“Sunset Boulevard” begins with the sight of Joe Gillis(Holden) a young screen writer, floating dead in a swimming pool. The movie then becomes a flashback, as Joe, acting as narrator, explains the events that led to his death. It seems that sometime before, a struggling Joe Gillis, while fleeing from creditors, takes refuge in the garage of a Hollywood mansion belonging to Norma Desmond, a one-time star from the silent era. Aside from her loyal German butler Max (Von Stroheim), Norma is a virtual recluse, but learning that Joe is a writer, she becomes intrigued with the idea of his writing a screenplay which will propel her back into the limelight.

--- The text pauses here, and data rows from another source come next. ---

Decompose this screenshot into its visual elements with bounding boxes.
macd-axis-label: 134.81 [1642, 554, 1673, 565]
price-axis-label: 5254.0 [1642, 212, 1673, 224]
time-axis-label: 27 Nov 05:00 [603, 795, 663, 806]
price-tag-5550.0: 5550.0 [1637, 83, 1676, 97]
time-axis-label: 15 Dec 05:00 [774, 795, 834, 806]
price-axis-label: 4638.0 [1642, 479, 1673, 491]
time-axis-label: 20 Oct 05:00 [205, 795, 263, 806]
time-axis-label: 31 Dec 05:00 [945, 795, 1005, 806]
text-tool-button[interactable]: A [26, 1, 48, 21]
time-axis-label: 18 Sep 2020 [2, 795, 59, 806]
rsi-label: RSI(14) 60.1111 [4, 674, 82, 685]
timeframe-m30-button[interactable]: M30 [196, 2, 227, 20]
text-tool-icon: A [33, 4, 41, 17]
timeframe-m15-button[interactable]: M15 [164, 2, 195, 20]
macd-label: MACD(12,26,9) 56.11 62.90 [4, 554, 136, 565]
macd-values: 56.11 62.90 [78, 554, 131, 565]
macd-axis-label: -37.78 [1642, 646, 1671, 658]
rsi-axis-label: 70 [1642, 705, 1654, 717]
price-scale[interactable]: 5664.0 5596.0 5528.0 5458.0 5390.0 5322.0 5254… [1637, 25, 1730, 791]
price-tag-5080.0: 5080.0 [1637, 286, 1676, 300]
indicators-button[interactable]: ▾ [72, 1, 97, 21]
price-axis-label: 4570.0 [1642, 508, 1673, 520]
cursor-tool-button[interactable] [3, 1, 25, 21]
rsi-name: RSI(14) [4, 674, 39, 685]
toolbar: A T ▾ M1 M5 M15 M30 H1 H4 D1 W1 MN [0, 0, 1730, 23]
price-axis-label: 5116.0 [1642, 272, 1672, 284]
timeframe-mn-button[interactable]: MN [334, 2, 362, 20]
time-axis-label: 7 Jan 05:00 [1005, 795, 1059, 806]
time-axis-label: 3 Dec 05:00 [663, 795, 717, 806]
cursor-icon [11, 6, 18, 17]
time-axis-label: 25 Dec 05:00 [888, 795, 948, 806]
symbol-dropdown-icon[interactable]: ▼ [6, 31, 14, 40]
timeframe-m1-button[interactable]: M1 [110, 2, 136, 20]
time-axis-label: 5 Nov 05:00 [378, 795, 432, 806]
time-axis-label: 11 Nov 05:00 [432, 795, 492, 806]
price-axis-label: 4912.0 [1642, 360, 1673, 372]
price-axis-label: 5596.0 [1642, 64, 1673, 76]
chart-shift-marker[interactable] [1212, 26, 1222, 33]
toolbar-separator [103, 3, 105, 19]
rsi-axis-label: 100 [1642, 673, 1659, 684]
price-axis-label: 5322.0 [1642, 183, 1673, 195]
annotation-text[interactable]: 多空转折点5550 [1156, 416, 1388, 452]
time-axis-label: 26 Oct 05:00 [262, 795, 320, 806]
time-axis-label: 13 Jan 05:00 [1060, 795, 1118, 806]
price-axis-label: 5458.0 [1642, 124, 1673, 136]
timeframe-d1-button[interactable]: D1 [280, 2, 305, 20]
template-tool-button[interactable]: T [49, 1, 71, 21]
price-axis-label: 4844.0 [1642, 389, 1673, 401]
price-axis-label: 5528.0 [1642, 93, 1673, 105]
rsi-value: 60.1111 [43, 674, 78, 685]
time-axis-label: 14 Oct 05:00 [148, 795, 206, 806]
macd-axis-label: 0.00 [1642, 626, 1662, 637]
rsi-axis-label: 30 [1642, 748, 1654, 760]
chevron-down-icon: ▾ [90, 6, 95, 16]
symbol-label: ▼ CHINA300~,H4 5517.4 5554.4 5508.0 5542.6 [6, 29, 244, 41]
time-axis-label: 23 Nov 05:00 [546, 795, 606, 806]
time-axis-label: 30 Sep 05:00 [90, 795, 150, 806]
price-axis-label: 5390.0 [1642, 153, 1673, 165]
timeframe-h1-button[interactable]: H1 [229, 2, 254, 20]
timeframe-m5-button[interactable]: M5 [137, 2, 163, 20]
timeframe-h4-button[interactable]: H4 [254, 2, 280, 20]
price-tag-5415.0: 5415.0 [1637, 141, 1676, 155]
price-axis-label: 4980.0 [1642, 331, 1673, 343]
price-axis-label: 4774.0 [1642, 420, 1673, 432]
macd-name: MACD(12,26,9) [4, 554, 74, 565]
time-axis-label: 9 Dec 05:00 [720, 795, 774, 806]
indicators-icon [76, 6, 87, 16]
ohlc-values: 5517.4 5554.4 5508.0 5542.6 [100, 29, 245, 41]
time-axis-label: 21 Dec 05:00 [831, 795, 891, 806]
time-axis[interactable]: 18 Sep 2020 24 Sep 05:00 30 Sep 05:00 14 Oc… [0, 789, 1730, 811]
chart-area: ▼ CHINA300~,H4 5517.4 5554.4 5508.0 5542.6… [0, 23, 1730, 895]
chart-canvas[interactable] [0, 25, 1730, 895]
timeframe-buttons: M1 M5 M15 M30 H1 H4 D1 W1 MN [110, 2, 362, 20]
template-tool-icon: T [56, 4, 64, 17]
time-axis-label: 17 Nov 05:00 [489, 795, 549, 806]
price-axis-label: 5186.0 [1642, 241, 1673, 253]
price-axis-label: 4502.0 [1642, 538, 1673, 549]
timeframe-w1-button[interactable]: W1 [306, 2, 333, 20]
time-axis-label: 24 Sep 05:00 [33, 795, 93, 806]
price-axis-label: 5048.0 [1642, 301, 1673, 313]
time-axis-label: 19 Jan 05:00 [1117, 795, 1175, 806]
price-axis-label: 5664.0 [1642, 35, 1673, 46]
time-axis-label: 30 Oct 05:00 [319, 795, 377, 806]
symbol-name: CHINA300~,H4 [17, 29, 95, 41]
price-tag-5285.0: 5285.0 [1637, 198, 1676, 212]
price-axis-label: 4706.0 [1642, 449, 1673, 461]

Joe, having no other sources of income, agrees, and soon finds himself living in Norma’s spacious home, but the arrangement becomes even more complicated when Joe realizes that Norma’s designs on him go well beyond producing scripts.
“Sunset Boulevard” was well received initially, garnering 11 Academy Award Nominations, including Best Picture, Best Actor (Holden), Best Actress (Swanson) and Best Director, and winning Oscars for Best Music Scoring, Best Screenplay, and Best Set Decoration. During the 60 years since its release, the film’s status as a classic has grown, as demonstrated by its number 12 ranking in the American Film Institute’s list of the 100 top American films. “Sunset Boulevard” also helped establish William Holden, leading him to starring roles in “Stalag 17,” “Picnic,” “Born Yesterday,” “Sabrina,” and “The Bridge on the River Kwai.”
As effective as Gloria Swanson and William Holden were in “Sunset Boulevard,” they were not the first actors Billy Wilder considered for the film. Mae West, Norma Shearer and Mary Pickford were on Wilder’s short list to play Norma Desmond, while Marlon Brando, Fred MacMurray and Montgomery Clift were all in the running to portray Joe.
Trivia: Among the notable cameos in “Sunset Boulevard” is the songwriting team of Jay Livingston and Ray Evans, who are probably best known for composing the theme to “Bonanza.”